I strongly suspect that the update will trash your certificates and IdP info, so you should back it up before updating. (The reason for them being deleted is known and will also be fixed in the new update)

I have found that when changing information about the IdP, such as the Entity ID, you must also re-save the settings on the Service Provider tab, usually without making any changes. This will synchronize the SP to use the new Entity ID for the IdP. This is just a workaround…a future update may fix this bug.

Is there any documentation for this plugin?
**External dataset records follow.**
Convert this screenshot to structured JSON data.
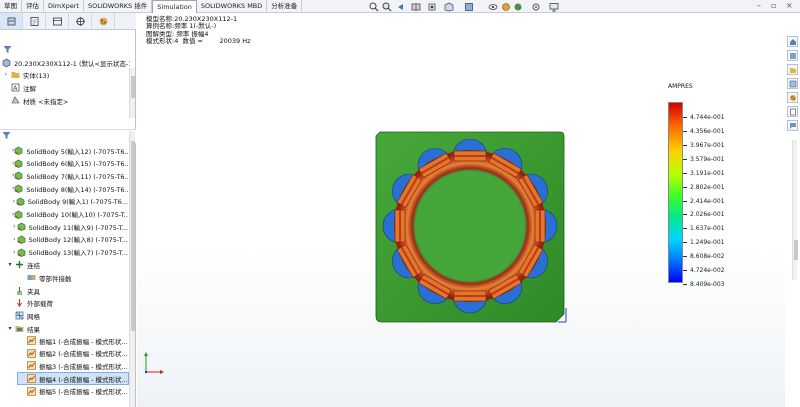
{
  "tabs": [
    {
      "label": "草图",
      "active": false
    },
    {
      "label": "评估",
      "active": false
    },
    {
      "label": "DimXpert",
      "active": false
    },
    {
      "label": "SOLIDWORKS 插件",
      "active": false
    },
    {
      "label": "Simulation",
      "active": true
    },
    {
      "label": "SOLIDWORKS MBD",
      "active": false
    },
    {
      "label": "分析准备",
      "active": false
    }
  ],
  "tree": {
    "root_label": "20.230X230X112-1  (默认<显示状态-1>)",
    "top_items": [
      {
        "label": "实体(13)",
        "icon": "folder-icon"
      },
      {
        "label": "注解",
        "icon": "annotation-icon"
      },
      {
        "label": "材质 <未指定>",
        "icon": "material-icon"
      }
    ],
    "solid_bodies": [
      "SolidBody 5(輸入12) (-7075-T6...",
      "SolidBody 6(輸入15) (-7075-T6...",
      "SolidBody 7(輸入11) (-7075-T6...",
      "SolidBody 8(輸入14) (-7075-T6...",
      "SolidBody 9(輸入1) (-7075-T6...",
      "SolidBody 10(輸入10) (-7075-T...",
      "SolidBody 11(輸入9) (-7075-T...",
      "SolidBody 12(輸入8) (-7075-T...",
      "SolidBody 13(輸入7) (-7075-T..."
    ],
    "study_items": [
      {
        "label": "连结",
        "icon": "connection-icon",
        "expanded": true
      },
      {
        "label": "零部件接触",
        "icon": "contact-icon",
        "indent": true
      },
      {
        "label": "夹具",
        "icon": "fixture-icon"
      },
      {
        "label": "外部载荷",
        "icon": "load-icon"
      },
      {
        "label": "网格",
        "icon": "mesh-icon"
      },
      {
        "label": "结果",
        "icon": "results-folder-icon",
        "expanded": true
      }
    ],
    "results": [
      {
        "label": "振幅1 (-合成振幅 - 模式形状...",
        "selected": false
      },
      {
        "label": "振幅2 (-合成振幅 - 模式形状...",
        "selected": false
      },
      {
        "label": "振幅3 (-合成振幅 - 模式形状...",
        "selected": false
      },
      {
        "label": "振幅4 (-合成振幅 - 模式形状...",
        "selected": true
      },
      {
        "label": "振幅5 (-合成振幅 - 模式形状...",
        "selected": false
      }
    ]
  },
  "plot_info": {
    "model": "模型名称:20.230X230X112-1",
    "study": "算例名称:频率 1(-默认-)",
    "plot_type": "图解类型: 频率 振幅4",
    "mode": "模式形状:4  数值 =        20039 Hz"
  },
  "legend": {
    "title": "AMPRES",
    "labels": [
      "4.744e-001",
      "4.356e-001",
      "3.967e-001",
      "3.579e-001",
      "3.191e-001",
      "2.802e-001",
      "2.414e-001",
      "2.026e-001",
      "1.637e-001",
      "1.249e-001",
      "8.608e-002",
      "4.724e-002",
      "8.409e-003"
    ]
  },
  "colors": {
    "plate": "#3e9a2c",
    "ring_red": "#c2361e",
    "ring_orange": "#e0782a",
    "hole_blue": "#2a6fd4",
    "tab_active_border": "#9aa6b5"
  }
}
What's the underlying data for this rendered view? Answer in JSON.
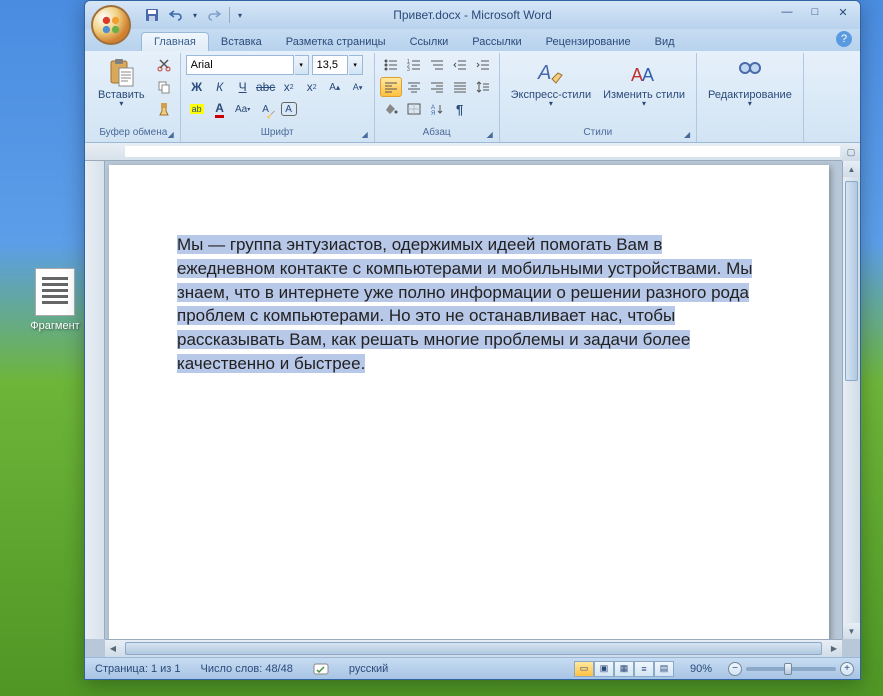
{
  "desktop": {
    "icon_label": "Фрагмент"
  },
  "window": {
    "title": "Привет.docx - Microsoft Word",
    "qat": {
      "save": "💾",
      "undo": "↶",
      "redo": "↻"
    }
  },
  "tabs": [
    "Главная",
    "Вставка",
    "Разметка страницы",
    "Ссылки",
    "Рассылки",
    "Рецензирование",
    "Вид"
  ],
  "active_tab": 0,
  "ribbon": {
    "clipboard": {
      "label": "Буфер обмена",
      "paste": "Вставить"
    },
    "font": {
      "label": "Шрифт",
      "name": "Arial",
      "size": "13,5",
      "bold": "Ж",
      "italic": "К",
      "underline": "Ч"
    },
    "paragraph": {
      "label": "Абзац"
    },
    "styles": {
      "label": "Стили",
      "quick": "Экспресс-стили",
      "change": "Изменить стили"
    },
    "editing": {
      "label": "Редактирование"
    }
  },
  "document": {
    "body": "Мы — группа энтузиастов, одержимых идеей помогать Вам в ежедневном контакте с компьютерами и мобильными устройствами. Мы знаем, что в интернете уже полно информации о решении разного рода проблем с компьютерами. Но это не останавливает нас, чтобы рассказывать Вам, как решать многие проблемы и задачи более качественно и быстрее."
  },
  "status": {
    "page": "Страница: 1 из 1",
    "words": "Число слов: 48/48",
    "lang": "русский",
    "zoom": "90%"
  }
}
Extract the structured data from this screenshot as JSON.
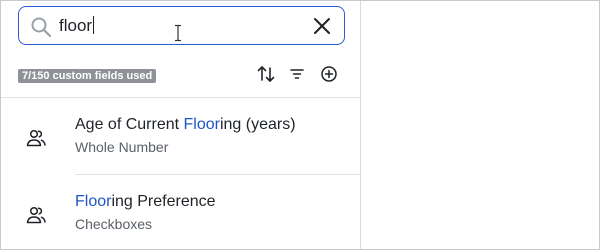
{
  "search": {
    "value": "floor",
    "placeholder": ""
  },
  "fields_summary": {
    "badge": "7/150 custom fields used"
  },
  "toolbar": {
    "sort_icon": "sort-arrows-icon",
    "filter_icon": "filter-icon",
    "add_icon": "add-circle-icon"
  },
  "results": [
    {
      "name_before": "Age of Current ",
      "name_match": "Floor",
      "name_after": "ing (years)",
      "type": "Whole Number",
      "icon": "person-group-icon"
    },
    {
      "name_before": "",
      "name_match": "Floor",
      "name_after": "ing Preference",
      "type": "Checkboxes",
      "icon": "person-group-icon"
    }
  ],
  "colors": {
    "accent": "#2b5bd7",
    "highlight": "#1f56c5",
    "badge_bg": "#8e9196"
  }
}
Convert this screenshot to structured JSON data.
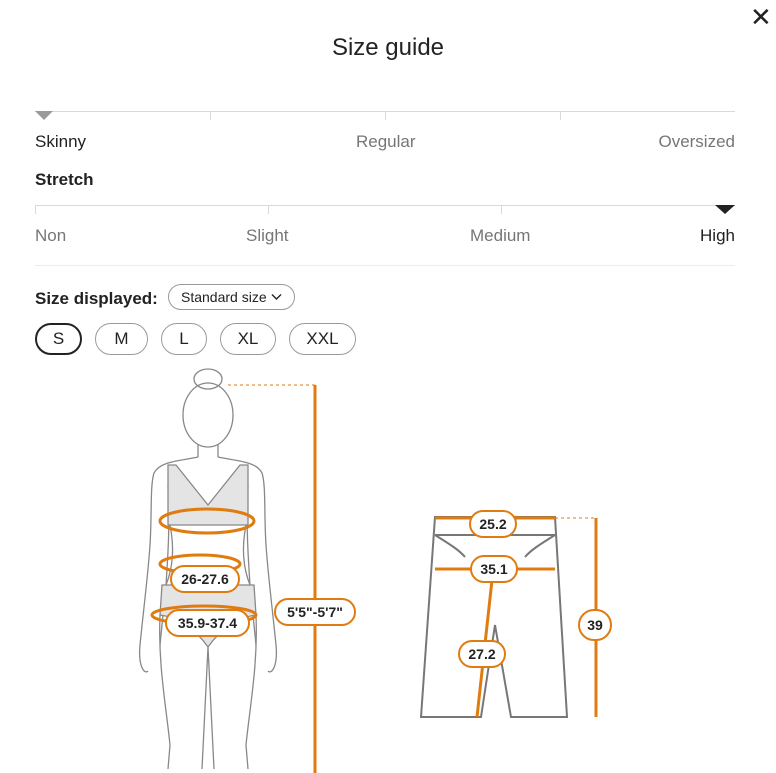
{
  "modal": {
    "title": "Size guide"
  },
  "fit_scale": {
    "labels": [
      "Skinny",
      "Regular",
      "Oversized"
    ],
    "selected": "Skinny"
  },
  "stretch": {
    "title": "Stretch",
    "labels": [
      "Non",
      "Slight",
      "Medium",
      "High"
    ],
    "selected": "High"
  },
  "size_display": {
    "label": "Size displayed:",
    "dropdown_value": "Standard size"
  },
  "sizes": {
    "options": [
      "S",
      "M",
      "L",
      "XL",
      "XXL"
    ],
    "selected": "S"
  },
  "body_measurements": {
    "bust_label": "",
    "waist": "26-27.6",
    "hips": "35.9-37.4",
    "height": "5'5\"-5'7\""
  },
  "garment_measurements": {
    "waist": "25.2",
    "hips": "35.1",
    "inseam": "27.2",
    "length": "39"
  },
  "colors": {
    "accent": "#e07b10",
    "text": "#222222",
    "muted": "#767676",
    "line": "#d9d9d9"
  },
  "icons": {
    "close": "close-icon",
    "fit_marker": "triangle-marker-icon",
    "dropdown": "chevron-down-icon"
  }
}
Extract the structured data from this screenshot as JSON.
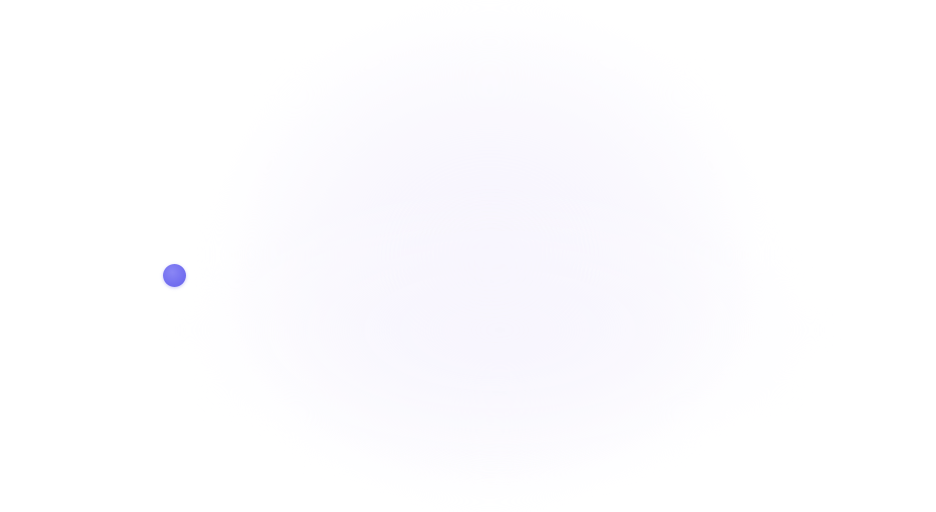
{
  "screen": {
    "background": "#ffffff",
    "glow_color": "#f6f3fd"
  },
  "indicator": {
    "icon": "dot-indicator-icon",
    "color": "#736ff0"
  }
}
Where do I start?

Keith: how can I contact you offline? Thanks.

sdalal: Documentation is forthcoming. In general, work through the tabs created in the admin portal from right to left. If you don’t know what information each field is asking for, then you may need to do additional research on SAML systems. It’s also possible that I use different terminology than you’re used to, as everybody seems to have a different vocabulary when it comes to SAML.

If you have other questions, please create a new thread in this support forum. I’d be happy to help you with your specific situation, and having the discussion on a public forum will be beneficial to other users who encounter the same problems in the future.